Un groupe de femmes de l’État du Michoacán se charge de déterrer la barbarie en utilisant les traces que laisse la violence, une pratique de plus en plus courante au Mexique face à l’inaction des autorités.

Tacámbaro, Michoacán – Imagine un endroit, mais pas n’importe quel endroit, un lieu vert et sombre, un lieu qui ait quelques caractéristiques précises qui permettent que les crimes qui y sont commis puissent y être enterrés.

Avant tout, ce doit être un lieu qui permette d’y entrer et d’en sortir rapidement sans être vus, mieux encore, où l’on peut accéder en voiture, pour éviter la fatigue de devoir porter un corps.

Les familles ont toujours à l’esprit que la majorité des criminels sont trop paresseux et veulent travailler le moins possible : à peine sont-elles arrivées sur le terrain qu’elles doivent se mettre à penser comme des assassins.

Ce doit être aussi un endroit entouré de hautes herbes ou qui doit être caché d’une manière ou d’une autre pour éviter que quelqu’un tombe sur la fosse clandestine, le dernier lieu où les familles voudraient retrouver leurs disparus.

En outre, la terre ne devra pas être dure, les enquêteuses pensent que personne ne creuse une tombe s’il faut utiliser longtemps une pioche ou une pelle, c’est un autre détail qu’elles ont à l’esprit à mesure qu’elles avancent en pleine nature.

À qui appartient cet endroit ? Le plus plausible est qu’il n’ait pas de propriétaire particulier, qu’il appartienne au gouvernement fédéral, à l’État, à une collectivité ou une communauté, une propriété privée attire les regards là où personne ne veut regarder, à moins que la terre n’appartienne aux criminels eux-mêmes.

Une fois qu’il répond à ces critères ce n’est plus un lieu quelconque, il devient une piste, un point sur la carte, un endroit possible, un lieu soupçonné de cacher la barbarie : les corps des disparus qui ont été enlevés.

Des lieux de ce genre abondent dans la sierra du Balcon de la terre chaude, nom sous lequel on connaît le village enchanteur de Tacámbaro, dans l’État du Michoacán, l’endroit où sont arrivées les nouvelles enquêteuses du Michoacán.

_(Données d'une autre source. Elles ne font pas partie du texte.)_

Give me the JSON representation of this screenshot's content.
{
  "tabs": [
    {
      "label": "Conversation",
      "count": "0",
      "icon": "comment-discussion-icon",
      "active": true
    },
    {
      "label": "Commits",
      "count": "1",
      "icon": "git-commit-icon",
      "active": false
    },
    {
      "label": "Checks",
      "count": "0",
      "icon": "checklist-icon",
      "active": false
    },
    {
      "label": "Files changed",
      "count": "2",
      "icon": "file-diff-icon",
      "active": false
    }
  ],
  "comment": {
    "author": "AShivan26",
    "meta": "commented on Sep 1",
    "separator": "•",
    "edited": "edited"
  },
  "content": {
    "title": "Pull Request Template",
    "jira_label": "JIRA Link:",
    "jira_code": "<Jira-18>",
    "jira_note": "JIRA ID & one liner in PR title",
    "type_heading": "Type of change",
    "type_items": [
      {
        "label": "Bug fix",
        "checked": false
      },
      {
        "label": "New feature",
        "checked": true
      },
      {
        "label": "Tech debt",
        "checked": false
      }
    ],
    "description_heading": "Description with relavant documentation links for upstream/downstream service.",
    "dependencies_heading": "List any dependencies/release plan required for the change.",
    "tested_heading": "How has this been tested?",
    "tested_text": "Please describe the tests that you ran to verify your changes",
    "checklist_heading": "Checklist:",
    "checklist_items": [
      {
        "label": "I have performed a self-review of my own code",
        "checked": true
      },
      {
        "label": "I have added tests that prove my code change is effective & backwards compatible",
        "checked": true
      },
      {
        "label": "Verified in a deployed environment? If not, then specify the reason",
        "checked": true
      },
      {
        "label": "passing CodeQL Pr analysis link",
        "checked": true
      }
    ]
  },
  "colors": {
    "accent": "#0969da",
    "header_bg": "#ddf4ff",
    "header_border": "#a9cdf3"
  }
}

Elles arrivent jusque-là dans les camionnettes de la police de Michoacán et de la Garde nationale. Elles traversent d’abord des champs de maïs et de canne à sucre par des brèches qui mettent à rude épreuve les véhicules à quatre roues motrices.

Elles s’arrêtent à l’entrée d’un champ sur le flanc d’une colline, où les attendent déjà des fonctionnaires de la mairie de Tacámbaro, qui considèrent la recherche avec la solennité d’une cérémonie de de remise de soutiens.

Après une série de marques d’encouragement des agences gouvernementales impliquées, elles commencent le travail qu’elles sont venues accomplir : rechercher les corps de ceux qui ont disparu, produit de la violence que subit l’État du Michoacán. Le premier lieu qu’elles ont repéré est une pente par laquelle l’eau s’écoule par temps de pluie, les sillons sont mous et pleins de pierres entraînées par le courant du ruisseau, en ce moment à sec mais qui pourrait se remplir à la moindre pluie.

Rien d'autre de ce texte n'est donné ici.